Intanto perché di commedie così baldanzose e vorticose nel ritmo, così spudoratamente divertenti nel rappresentare l’odiosità dei ricchi e la semplicità dei poveri, non se ne fanno più da tempo. Guardandola dall’ottica italiana, Una poltrona per due poteva essere un’idea, un plot, alla Risi o alla Monicelli. I due anziani miliardari wasp della costa est, i fratelli Duke (Don Ameche e Ralph Bellamy), scommettono un dollaro (!) su uno scambio forzato di persona per confermare o meno i loro due differenti assunti filosofici: l’ambiente crea e fa l’uomo (socialismo, vi dice qualcosa?) o è il talento di ciascuno a creare la propria fortuna (iperliberismo please).

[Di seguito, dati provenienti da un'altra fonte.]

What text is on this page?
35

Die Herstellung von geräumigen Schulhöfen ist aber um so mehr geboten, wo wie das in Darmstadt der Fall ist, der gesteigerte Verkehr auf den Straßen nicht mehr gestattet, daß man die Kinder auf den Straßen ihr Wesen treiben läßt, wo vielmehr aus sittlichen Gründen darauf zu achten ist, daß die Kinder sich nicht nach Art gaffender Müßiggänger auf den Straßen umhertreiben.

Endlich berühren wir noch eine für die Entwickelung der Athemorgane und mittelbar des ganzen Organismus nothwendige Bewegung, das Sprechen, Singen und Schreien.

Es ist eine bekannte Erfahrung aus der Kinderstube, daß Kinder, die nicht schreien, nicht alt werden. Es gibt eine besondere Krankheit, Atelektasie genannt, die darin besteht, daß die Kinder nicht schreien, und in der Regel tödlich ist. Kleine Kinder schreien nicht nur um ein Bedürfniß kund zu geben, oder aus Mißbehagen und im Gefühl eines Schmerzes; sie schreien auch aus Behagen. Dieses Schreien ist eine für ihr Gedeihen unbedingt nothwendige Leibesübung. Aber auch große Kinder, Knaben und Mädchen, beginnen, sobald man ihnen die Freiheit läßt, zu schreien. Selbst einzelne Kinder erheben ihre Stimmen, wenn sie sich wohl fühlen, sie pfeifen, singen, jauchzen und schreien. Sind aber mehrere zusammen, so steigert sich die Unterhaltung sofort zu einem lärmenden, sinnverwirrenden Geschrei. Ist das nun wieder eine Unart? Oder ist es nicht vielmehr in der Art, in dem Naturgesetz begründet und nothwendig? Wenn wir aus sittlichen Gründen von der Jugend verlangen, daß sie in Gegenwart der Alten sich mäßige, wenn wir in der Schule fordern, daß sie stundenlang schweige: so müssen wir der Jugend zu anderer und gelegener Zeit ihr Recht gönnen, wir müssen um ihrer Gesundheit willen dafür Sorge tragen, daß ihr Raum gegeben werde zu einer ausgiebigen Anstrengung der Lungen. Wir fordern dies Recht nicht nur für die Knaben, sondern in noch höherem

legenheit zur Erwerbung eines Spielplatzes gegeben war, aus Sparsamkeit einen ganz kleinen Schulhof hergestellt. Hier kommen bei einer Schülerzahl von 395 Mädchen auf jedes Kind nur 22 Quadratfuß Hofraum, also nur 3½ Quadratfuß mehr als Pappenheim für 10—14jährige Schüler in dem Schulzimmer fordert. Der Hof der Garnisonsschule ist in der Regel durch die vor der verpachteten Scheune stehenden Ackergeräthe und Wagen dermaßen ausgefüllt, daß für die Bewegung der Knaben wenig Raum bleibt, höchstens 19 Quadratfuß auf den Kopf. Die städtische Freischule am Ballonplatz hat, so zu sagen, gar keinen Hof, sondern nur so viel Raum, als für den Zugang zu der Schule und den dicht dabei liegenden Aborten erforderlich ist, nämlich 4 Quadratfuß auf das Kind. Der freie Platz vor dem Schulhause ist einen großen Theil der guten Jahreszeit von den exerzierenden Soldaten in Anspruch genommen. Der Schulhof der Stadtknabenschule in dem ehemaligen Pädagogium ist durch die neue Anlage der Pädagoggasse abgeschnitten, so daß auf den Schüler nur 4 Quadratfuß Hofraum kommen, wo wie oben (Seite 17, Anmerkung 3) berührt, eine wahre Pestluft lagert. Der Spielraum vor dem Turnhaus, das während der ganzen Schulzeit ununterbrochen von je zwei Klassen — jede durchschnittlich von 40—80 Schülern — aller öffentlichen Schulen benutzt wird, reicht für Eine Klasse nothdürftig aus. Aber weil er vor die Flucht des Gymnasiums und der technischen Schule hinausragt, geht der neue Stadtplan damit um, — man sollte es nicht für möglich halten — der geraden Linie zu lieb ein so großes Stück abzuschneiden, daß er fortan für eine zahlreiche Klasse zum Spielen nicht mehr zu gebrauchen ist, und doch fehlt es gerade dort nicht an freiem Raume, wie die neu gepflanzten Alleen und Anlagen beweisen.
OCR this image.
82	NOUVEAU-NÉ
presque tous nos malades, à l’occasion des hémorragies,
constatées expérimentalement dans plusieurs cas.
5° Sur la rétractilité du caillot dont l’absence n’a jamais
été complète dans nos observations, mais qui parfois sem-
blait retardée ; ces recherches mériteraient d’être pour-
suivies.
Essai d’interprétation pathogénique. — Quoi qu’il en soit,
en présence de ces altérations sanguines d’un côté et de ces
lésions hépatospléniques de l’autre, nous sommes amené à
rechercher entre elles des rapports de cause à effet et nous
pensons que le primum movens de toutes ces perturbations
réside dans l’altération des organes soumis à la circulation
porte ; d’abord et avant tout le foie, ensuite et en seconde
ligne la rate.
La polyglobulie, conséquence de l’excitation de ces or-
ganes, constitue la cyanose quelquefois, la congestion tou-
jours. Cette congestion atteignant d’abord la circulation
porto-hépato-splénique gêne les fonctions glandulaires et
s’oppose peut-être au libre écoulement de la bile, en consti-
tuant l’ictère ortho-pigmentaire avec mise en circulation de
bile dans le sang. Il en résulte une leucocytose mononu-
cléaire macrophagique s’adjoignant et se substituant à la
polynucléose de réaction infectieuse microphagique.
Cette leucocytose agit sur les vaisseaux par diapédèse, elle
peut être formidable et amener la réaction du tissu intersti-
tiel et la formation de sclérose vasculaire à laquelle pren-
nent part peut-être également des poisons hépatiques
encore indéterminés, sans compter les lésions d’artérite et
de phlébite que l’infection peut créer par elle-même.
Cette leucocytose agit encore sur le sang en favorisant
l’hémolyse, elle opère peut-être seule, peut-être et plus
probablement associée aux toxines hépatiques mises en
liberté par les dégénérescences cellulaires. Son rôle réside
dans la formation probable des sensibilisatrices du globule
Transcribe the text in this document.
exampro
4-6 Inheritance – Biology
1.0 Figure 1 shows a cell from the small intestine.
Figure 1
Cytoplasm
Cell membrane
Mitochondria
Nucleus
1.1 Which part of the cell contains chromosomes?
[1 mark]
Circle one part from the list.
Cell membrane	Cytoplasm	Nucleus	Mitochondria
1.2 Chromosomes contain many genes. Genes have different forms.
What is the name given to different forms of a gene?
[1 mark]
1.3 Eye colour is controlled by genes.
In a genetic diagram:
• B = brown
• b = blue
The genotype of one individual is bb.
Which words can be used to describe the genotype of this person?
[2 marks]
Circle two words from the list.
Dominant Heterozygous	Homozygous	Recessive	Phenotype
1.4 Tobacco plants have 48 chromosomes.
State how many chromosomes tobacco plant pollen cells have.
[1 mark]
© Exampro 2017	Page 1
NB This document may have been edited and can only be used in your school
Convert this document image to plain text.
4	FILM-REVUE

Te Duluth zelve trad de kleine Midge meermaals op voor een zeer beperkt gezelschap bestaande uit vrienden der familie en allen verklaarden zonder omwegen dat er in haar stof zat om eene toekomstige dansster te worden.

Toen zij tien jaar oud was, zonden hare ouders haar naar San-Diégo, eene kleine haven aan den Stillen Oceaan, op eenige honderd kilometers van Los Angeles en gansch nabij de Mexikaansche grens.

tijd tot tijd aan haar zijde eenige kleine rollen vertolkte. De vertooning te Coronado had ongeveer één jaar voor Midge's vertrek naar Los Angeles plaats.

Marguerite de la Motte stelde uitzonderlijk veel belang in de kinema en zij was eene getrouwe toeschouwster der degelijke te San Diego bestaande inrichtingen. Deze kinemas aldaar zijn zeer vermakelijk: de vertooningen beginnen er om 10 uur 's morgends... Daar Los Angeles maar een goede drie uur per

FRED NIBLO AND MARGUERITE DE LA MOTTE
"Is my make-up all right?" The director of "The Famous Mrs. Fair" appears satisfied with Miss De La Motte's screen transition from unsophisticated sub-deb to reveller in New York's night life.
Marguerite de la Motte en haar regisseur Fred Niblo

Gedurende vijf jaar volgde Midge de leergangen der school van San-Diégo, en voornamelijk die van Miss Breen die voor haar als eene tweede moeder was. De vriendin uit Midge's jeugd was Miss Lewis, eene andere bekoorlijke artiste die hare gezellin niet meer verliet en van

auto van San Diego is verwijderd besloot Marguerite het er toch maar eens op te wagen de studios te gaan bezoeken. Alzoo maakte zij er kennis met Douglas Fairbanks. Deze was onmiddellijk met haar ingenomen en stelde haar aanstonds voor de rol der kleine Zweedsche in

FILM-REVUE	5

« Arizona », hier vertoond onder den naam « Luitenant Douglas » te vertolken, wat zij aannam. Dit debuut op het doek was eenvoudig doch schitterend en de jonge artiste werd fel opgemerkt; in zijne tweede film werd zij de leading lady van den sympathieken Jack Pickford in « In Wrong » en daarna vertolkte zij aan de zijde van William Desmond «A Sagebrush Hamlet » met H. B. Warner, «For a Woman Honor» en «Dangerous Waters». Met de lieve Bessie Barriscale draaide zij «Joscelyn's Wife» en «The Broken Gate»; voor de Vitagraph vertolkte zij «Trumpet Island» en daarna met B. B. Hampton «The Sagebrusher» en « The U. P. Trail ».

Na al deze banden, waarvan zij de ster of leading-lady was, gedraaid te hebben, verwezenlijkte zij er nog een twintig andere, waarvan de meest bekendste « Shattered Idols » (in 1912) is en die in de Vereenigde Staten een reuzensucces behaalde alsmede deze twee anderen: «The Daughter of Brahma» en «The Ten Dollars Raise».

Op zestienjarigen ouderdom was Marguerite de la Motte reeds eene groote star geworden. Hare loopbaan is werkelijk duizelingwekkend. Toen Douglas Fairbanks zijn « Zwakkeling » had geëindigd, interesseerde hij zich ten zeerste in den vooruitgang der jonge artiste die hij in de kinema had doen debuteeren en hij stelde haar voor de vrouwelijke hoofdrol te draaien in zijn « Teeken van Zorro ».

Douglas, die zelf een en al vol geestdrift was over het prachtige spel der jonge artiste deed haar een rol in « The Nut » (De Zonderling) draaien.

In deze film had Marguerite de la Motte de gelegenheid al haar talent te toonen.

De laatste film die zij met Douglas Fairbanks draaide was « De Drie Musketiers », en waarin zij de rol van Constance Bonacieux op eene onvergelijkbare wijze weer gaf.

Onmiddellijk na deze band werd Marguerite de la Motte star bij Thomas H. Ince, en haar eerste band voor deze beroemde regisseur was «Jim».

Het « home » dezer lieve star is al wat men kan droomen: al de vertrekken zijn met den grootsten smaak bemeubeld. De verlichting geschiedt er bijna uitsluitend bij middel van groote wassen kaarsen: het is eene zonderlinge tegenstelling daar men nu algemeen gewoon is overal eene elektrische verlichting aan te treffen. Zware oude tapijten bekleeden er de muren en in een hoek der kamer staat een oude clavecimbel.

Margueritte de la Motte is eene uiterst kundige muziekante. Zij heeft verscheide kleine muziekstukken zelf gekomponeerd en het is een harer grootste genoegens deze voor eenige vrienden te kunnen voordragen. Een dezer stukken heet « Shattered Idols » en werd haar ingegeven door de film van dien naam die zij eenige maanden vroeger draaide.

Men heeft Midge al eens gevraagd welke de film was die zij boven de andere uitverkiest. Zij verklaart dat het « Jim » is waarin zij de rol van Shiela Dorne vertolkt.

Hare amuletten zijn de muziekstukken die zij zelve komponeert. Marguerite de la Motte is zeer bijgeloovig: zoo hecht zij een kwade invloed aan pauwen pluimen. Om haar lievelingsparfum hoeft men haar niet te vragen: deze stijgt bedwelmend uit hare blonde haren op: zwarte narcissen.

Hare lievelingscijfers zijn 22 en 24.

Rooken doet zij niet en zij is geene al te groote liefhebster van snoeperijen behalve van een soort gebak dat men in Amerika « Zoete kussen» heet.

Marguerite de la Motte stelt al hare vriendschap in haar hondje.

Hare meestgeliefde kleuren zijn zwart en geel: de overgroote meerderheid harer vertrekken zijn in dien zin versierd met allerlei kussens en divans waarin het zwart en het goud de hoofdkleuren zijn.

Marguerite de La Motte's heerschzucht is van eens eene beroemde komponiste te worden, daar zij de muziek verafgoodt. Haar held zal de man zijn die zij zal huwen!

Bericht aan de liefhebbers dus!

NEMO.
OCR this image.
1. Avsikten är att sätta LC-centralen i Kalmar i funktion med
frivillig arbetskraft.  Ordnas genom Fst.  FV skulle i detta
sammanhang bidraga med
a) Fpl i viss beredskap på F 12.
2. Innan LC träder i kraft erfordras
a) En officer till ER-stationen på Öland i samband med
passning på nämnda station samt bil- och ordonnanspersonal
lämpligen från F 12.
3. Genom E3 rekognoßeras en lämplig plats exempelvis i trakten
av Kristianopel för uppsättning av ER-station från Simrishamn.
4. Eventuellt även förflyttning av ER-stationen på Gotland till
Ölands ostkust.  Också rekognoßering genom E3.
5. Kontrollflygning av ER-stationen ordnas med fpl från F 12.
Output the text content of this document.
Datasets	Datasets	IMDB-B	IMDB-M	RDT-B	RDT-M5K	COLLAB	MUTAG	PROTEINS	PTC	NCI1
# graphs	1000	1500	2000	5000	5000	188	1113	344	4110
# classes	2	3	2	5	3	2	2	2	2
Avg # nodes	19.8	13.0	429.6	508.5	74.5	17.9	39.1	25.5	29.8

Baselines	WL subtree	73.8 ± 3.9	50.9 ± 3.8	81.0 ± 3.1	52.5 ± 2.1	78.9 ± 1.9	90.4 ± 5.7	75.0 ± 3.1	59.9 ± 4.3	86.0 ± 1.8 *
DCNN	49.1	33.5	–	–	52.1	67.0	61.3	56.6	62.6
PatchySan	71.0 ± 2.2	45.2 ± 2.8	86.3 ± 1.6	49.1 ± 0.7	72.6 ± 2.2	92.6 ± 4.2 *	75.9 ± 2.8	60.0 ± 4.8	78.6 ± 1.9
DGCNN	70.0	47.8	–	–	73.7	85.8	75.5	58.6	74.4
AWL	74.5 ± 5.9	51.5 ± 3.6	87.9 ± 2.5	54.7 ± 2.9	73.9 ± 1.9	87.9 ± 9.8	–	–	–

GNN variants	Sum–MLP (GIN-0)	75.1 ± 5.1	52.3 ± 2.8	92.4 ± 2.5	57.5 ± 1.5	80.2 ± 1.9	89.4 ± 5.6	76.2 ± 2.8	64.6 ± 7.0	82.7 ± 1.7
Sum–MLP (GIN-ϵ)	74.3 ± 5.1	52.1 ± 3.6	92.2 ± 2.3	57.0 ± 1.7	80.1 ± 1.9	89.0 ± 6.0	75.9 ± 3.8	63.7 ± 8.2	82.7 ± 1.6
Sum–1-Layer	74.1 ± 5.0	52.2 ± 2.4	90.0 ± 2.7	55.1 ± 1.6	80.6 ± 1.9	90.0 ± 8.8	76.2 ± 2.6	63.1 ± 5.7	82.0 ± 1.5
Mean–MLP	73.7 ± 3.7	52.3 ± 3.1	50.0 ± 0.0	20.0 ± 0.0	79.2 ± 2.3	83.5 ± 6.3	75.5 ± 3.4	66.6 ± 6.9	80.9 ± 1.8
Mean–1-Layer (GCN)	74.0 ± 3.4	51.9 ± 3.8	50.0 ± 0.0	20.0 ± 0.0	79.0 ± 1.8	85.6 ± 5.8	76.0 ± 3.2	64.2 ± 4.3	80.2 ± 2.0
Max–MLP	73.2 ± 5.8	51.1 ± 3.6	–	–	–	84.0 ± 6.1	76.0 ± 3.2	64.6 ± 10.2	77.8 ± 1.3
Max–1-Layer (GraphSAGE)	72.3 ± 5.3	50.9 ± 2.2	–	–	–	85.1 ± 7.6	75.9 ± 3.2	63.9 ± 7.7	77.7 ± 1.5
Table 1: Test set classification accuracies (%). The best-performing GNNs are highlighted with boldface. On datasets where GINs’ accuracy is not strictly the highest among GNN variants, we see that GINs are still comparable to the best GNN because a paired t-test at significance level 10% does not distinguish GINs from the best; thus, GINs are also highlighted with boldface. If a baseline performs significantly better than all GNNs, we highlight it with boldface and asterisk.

Le vittime dell’esperimento “scientifico” sono il loro pupillo, l’altezzoso, bianco broker Louis Winthorpe III (Dan Aykroyd) e il mendicante guascone finto storpio nero Billie Ray Valentine (Eddie Murphy). I due vecchietti sono deliziosamente perfidi e disumani nello spogliare Louis dai soldi agli affetti, come di far piovere improvvisamente addosso tutto il suo ben di dio, compreso maggiordomo e Jacuzzi, su Billie Ray. Landis a suo agio con robusti ed estremi stereotipi (i neri, i nazi, i bianchi snob, i dropout) si ispira ironicamente alla poetica di Frank Capra e Preston Sturges, ma fa qualcosa di più. Impone, proprio nella fraternità impossibile tra Louis e Billie Ray, la prostituta Ofelia (Jamie Lee Curtis) e il maggiordomo Coleman (Denholm Elliott), una soluzione molto comunitaria modello New Deal: distrugge i potenti sfruttatori criminali in Borsa (oggi sono e sarebbero drammaturgicamente venerati maestri di vita ndr) e mostrare la gioiosità della convivenza senza distinzioni classiste.
Poi è chiaro Una poltrona per due può essere studiato anche solo per come un regista, autore, creatore come John Landis – mai troppo esaltato per il grande genio che è (stato) – faccia respirare nei suoi film (The Blues Brothers, Un lupo mannaro americano a Londra) un’aria di totale libertà compositiva, di giocosa distruttività di tempi, spazi, certezze narrative. Recentemente abbiamo scoperto che in pieno delirio cancel culture la scena in cui l’infido uomo dei Duke, colui che attua il piano di trasformazione delle vite di Louis e Billie Ray, corrompendo addirittura le forze dell’ordine, viene incastrato e punito da due protagonisti finendo rinchiuso una gabbia dove un ubriaco gorilla (con il costume e mascherone finto ed esibito come tale) lo sodomizza, è stata contestata come offensiva verso la comunità Lgbtq+. Idem per Aykroyd travestito da giamaicano con lucido da scarpe nero in viso e dreadlocks mancante di sensibilità verso la comunità afroamericana. Difficile capire se chi rivaluta ogni due per tre il passato decontestualizzando dettagli e senso del presente dell’epoca sia capace di studiare il significato culturale e simbolico di determinate scelte narrative senza far sentire in colpa chi ne ride e le apprezza. A questi ayatollah moralisti il Landis dell’epoca avrebbe fatto una sonora pernacchia.